Действительно, к воротам парка подъехала карета, из которой вылез величественного вида господин в парике. Он был значительно старше Державина и держался более уверенно. Впрочем, это было объяснимо: Александр Сумароков, прозванный «отцом русского театра», автор девяти трагедий и двенадцати комедий, сочинитель ряда од и шуточных стихов, был любим императрицей, которая тоже пробовала сочинять для театра. В отличие от Державина, он был частым гостем Екатерины – как в Царском Селе, так и в Петербурге.
– А, Гаврила Романыч, ты уже здесь! – подходя, приветствовал он поэта. – Мое почтение, графиня, и вам поклон, прекрасная Екатерина!
На художника Сумароков даже не обратил внимания – просто скользнул по нему взглядом, но здороваться не стал.
– Да, я уже здесь, Александр Петрович, – ответил Державин. – И удивляюсь на твою беспечность. Как бы нам не опоздать к сроку, что назначила нам императрица!

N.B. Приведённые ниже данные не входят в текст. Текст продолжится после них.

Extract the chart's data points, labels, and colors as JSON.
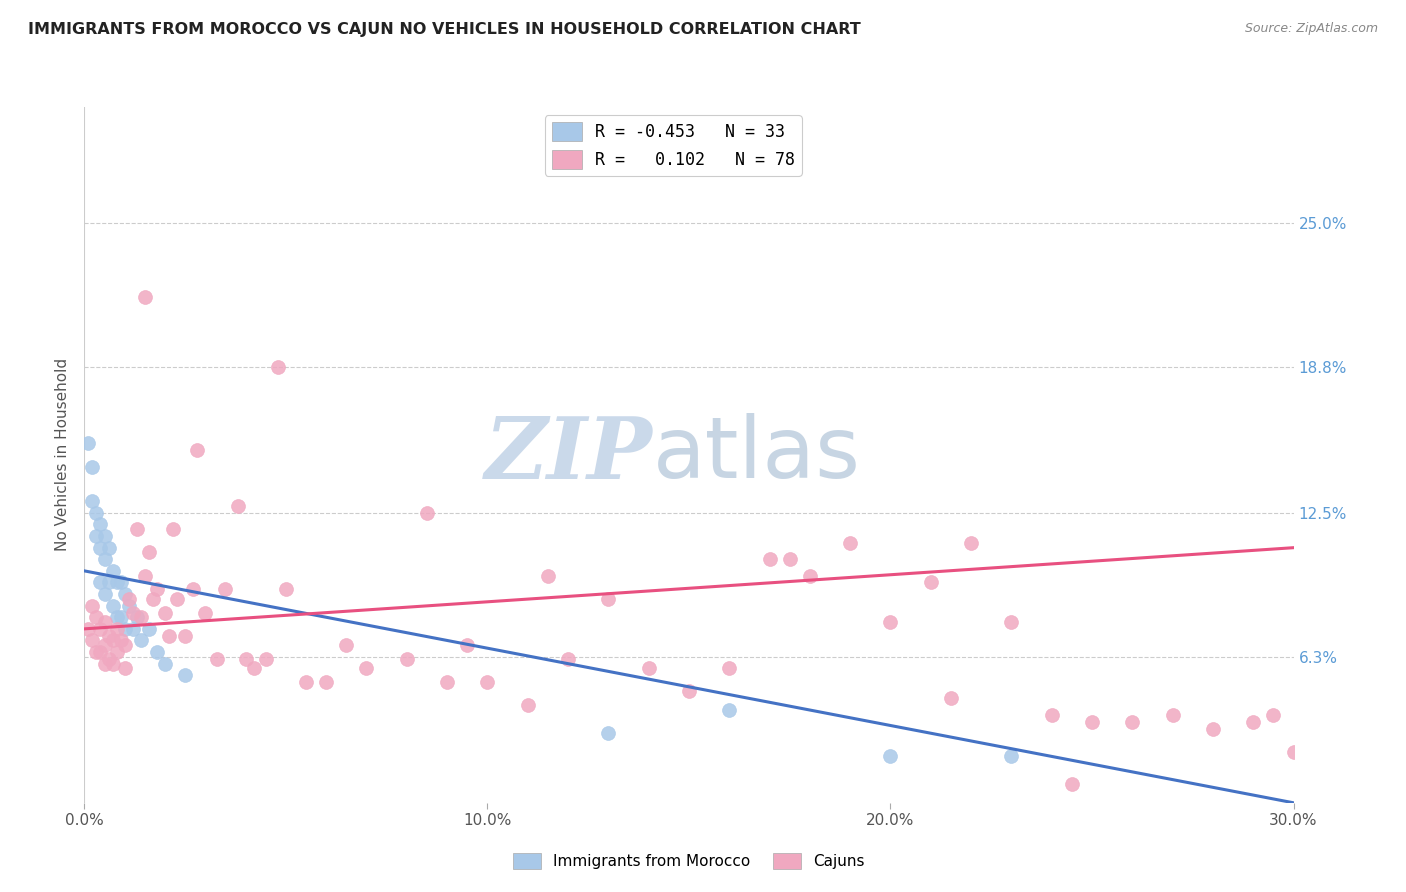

– Пустяки! – махнул рукой драматург. – Великая императрица знает, что мы, люди искусства, любимцы муз, не можем жить по часам. Опаздывать для нас – дело естественное. Напротив, было бы странно, если бы мы были точны, словно немцы какие. Впрочем, уже и правда пора идти. Идем, Гаврила Романыч! Простите нас великодушно, дамы, что мы покидаем ваше прелестное общество!